A conclusão é de pesquisadores das universidades federais do Rio de Janeiro (UFRJ), Santa Catarina (UFSC) e Alagoas (UFAL), que integram o grupo de pesquisas TIC (Tecnologias da Informação e Comunicação) em Políticas Sociais: desafios do acesso e intervenções profissionais.
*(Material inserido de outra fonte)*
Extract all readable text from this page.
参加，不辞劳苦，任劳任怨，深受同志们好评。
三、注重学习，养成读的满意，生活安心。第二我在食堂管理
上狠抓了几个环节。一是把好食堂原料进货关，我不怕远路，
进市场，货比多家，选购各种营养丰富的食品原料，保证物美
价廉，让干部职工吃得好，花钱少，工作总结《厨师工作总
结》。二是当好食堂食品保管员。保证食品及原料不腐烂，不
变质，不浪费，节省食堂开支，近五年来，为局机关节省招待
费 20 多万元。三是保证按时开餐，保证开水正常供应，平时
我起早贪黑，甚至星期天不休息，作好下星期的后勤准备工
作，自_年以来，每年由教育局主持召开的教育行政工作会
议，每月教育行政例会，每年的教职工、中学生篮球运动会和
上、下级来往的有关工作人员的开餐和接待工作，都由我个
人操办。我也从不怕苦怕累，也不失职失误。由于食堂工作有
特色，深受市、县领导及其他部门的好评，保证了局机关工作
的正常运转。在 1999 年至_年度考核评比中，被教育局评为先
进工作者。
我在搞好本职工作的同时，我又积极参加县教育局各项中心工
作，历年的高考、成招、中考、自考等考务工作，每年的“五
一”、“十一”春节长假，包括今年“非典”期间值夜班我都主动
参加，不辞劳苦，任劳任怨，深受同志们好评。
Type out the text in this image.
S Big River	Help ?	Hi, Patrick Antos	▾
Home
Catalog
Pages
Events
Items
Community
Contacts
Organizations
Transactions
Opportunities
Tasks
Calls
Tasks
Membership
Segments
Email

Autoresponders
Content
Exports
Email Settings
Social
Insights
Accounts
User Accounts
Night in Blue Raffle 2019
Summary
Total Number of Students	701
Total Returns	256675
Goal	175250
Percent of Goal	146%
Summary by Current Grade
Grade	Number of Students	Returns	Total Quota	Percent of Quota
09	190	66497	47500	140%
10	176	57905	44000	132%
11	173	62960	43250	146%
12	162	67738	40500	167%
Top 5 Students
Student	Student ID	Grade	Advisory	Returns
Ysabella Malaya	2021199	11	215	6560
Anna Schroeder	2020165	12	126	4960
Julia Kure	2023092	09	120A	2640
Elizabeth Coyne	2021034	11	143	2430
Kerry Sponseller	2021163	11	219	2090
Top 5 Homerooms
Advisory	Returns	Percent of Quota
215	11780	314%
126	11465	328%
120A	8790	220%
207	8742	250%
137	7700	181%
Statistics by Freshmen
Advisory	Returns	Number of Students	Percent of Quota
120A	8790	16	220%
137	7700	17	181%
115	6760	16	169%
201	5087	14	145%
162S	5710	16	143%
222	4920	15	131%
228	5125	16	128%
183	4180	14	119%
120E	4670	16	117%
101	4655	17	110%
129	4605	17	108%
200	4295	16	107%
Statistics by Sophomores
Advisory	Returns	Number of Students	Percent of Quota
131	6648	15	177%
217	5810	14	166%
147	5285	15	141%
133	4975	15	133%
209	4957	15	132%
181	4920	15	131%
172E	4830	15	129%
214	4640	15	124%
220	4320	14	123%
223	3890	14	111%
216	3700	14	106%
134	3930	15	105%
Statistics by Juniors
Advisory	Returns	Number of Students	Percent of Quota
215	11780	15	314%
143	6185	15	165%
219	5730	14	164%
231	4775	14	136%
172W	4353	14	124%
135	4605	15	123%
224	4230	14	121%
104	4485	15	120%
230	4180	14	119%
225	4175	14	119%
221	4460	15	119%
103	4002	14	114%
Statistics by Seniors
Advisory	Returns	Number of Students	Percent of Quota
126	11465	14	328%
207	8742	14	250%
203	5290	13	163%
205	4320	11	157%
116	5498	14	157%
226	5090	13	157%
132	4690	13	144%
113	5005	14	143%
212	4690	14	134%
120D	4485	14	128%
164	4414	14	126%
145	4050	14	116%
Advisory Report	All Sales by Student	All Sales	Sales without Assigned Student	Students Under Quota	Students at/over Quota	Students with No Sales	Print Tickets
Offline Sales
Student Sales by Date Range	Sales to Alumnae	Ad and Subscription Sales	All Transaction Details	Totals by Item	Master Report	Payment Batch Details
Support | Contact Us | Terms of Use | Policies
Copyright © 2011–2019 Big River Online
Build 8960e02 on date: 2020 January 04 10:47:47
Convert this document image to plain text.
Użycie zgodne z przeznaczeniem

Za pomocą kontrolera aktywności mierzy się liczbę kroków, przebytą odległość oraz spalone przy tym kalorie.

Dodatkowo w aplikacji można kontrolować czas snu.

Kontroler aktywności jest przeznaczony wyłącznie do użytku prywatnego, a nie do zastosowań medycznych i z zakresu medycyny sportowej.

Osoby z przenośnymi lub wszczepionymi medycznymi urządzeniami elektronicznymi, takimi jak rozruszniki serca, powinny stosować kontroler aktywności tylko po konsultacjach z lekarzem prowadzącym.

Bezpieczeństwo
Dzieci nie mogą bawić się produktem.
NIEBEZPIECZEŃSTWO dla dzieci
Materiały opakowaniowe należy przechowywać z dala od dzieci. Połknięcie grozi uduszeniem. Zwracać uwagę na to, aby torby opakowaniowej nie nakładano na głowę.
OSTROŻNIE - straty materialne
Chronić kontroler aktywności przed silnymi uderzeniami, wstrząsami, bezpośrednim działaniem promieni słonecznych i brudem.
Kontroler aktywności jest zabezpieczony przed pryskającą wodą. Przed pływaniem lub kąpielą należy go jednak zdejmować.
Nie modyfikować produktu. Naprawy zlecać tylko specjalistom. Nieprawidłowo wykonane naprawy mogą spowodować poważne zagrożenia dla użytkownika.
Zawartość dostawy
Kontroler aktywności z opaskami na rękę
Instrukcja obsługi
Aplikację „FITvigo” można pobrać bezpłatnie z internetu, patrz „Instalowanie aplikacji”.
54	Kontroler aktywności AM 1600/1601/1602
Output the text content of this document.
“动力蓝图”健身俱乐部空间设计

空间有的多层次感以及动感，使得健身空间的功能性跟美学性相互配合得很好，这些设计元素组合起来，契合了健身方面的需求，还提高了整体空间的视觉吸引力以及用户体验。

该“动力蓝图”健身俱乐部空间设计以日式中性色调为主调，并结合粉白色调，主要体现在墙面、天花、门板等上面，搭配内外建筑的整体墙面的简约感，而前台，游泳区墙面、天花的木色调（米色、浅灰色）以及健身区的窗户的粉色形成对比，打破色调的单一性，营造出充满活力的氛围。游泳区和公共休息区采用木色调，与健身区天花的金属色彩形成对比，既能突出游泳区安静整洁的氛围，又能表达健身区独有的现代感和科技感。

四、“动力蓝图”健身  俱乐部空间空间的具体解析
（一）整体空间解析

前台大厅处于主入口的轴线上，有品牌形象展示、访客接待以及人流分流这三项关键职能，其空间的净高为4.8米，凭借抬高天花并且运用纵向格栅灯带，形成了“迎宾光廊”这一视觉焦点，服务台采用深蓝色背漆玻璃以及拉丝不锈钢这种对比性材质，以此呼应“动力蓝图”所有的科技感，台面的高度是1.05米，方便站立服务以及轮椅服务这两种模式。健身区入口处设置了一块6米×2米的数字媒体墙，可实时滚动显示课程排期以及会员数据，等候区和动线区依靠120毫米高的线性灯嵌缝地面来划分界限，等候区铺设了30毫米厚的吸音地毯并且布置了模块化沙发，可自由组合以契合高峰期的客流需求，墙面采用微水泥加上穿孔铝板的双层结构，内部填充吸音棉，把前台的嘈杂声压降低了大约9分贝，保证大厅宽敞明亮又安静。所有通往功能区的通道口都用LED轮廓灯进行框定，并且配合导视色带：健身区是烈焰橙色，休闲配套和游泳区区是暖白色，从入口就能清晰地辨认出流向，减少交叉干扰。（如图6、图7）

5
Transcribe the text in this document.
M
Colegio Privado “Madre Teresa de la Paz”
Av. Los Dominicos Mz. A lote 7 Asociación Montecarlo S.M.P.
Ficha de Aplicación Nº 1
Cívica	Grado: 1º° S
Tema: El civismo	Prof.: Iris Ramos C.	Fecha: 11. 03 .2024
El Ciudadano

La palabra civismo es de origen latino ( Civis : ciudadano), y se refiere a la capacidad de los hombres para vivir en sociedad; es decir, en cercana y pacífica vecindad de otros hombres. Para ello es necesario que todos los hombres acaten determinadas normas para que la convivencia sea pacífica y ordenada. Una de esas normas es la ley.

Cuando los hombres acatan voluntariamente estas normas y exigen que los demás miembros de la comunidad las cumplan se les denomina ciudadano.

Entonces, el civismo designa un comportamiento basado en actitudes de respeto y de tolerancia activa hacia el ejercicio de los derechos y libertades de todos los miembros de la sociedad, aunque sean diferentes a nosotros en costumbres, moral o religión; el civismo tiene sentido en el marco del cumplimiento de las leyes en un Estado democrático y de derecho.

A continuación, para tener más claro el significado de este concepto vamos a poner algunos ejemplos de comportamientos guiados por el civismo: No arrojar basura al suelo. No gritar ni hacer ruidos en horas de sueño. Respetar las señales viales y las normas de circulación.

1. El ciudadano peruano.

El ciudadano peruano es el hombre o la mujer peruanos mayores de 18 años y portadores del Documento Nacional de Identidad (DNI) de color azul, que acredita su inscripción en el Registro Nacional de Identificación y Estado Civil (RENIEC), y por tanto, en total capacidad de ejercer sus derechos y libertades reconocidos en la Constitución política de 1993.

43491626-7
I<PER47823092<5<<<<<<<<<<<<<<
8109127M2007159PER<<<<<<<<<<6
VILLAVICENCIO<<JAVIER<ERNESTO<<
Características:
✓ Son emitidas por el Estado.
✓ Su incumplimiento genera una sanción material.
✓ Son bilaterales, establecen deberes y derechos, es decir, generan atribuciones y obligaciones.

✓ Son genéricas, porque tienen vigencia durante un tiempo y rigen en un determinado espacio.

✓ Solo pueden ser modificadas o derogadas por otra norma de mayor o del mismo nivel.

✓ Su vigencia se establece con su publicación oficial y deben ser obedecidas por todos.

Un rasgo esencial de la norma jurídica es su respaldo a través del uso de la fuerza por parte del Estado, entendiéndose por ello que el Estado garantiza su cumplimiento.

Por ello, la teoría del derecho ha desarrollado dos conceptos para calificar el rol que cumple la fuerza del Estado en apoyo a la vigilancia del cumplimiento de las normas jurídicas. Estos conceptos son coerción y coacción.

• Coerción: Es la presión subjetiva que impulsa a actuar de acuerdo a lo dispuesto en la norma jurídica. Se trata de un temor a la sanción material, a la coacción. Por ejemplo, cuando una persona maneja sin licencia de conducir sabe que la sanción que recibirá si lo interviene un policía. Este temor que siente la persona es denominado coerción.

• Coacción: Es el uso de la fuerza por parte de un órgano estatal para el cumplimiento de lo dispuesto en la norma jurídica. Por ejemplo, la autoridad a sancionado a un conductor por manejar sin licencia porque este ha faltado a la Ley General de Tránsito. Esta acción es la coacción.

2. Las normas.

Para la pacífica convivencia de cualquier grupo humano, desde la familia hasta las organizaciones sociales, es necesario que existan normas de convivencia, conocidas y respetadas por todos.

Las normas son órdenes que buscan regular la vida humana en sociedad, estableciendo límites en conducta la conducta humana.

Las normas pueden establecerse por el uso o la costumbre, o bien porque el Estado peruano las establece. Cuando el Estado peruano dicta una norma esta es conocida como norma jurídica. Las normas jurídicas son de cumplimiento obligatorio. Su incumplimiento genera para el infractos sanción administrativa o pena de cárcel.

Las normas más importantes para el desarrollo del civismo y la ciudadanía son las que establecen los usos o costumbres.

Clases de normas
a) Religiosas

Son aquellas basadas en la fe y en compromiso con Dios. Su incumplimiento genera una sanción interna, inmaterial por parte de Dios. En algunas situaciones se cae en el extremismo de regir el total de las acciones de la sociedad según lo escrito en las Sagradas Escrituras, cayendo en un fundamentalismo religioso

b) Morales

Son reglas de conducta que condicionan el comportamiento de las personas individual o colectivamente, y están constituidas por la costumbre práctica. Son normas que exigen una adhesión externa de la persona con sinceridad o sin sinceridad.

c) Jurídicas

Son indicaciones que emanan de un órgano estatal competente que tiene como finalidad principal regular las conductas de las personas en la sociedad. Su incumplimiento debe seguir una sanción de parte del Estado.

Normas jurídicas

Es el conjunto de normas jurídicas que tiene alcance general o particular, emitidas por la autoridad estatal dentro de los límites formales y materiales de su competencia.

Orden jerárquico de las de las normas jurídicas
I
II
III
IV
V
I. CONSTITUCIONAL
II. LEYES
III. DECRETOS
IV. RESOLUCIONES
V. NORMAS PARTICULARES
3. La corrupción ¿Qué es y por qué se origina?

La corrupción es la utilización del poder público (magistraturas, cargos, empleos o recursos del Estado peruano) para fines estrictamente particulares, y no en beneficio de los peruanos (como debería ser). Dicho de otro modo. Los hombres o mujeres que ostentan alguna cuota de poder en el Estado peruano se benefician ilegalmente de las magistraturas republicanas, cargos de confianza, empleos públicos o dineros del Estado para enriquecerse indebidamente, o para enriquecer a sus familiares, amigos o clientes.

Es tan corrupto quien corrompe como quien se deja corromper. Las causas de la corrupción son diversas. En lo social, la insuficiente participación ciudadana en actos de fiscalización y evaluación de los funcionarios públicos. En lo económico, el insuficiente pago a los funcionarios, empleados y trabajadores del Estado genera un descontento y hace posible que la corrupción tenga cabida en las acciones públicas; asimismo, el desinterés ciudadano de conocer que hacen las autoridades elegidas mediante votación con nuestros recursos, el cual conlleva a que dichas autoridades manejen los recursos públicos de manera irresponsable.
Segundo eles, tais dificuldades ajudaram a criar um mercado agenciador, no qual os usuários, sobretudo idosos, pagam outras pessoas para ingressar nos serviços em nome deles, aumentando o risco de golpes.

Esses achados resultaram em um novo estudo, em desenvolvimento no Programa de Pós-graduação em Serviço Social da UFRJ, que visa analisar como os usuários do Instituto Nacional de Seguro Social (INSS) e de Centros de Referência de Assistência Social (CRAS) acessam suas plataformas e como os profissionais da assistência social fazem a gestão e a operacionalização de seu trabalho por meio dessas tecnologias.

Imagem: freepik

A assistente social Yolanda Aparecida Demetrio Guerra, coordenadora do projeto, explica que a digitalização desses serviços tende a ser vista apenas pelos seus aspectos favoráveis. “Também é preciso discutir as dificuldades e os limites que a tecnologia impõe a profissionais e usuários desse sistema”, comenta.

Segundo ela, a pandemia deu mais visibilidade à digitalização dos sistemas de políticas sociais — como é o caso do INSS e dos CRAS —, e também à exclusão gerada por eles. “Foi nesse momento que começamos a observar as dificuldades de acesso por parte dos usuários ao auxílio emergencial, com filas de pessoas em busca de ajuda”, comenta a pesquisadora, referindo-se ao benefício criado em 2020 para garantir renda mínima aos brasileiros em situação de vulnerabilidade socioeconômica na pandemia.

“Mesmo tendo um celular, as pessoas tinham dificuldade para manuseá-lo e acessar os serviços”, diz Guerra. Entre as limitações identificadas estão a idade avançada, o analfabetismo funcional e total, e a falta de acesso à internet ou a dispositivos eletrônicos necessários para acessar as plataformas dos serviços sociais. Estudo do grupo de pesquisas TIC indica que 29 milhões de brasileiros não tinham acesso à internet em 2023. 

Além dos dados obtidos até aqui, o grupo entrevistará usuários e profissionais que atuam no INSS e nos CRAS do Rio de Janeiro, de Florianópolis e de Maceió. “Pretendemos aprofundar as informações sobre os impactos da implantação das plataformas digitais nesses serviços”, explica.

Eles também pretendem fornecer elementos para subsidiar políticas sociais voltadas à qualificação do exercício profissional e de usabilidade dos sistemas de informação relacionados aos serviços de assistência social. “Queremos levar essas questões aos órgãos competentes e ampliar o conhecimento sobre o tema, além de divulgá-las à sociedade, que merece ter acesso a essas informações”, conclui Guerra.

Sobre o projeto:

O projeto “Os desafios do acesso e das intervenções profissionais nas políticas sociais diante das Tecnologias de Informação e de Comunicação (TIC)” foi contemplado na chamada nº 40/2022, do Edital Pró-Humanidades do CNPq.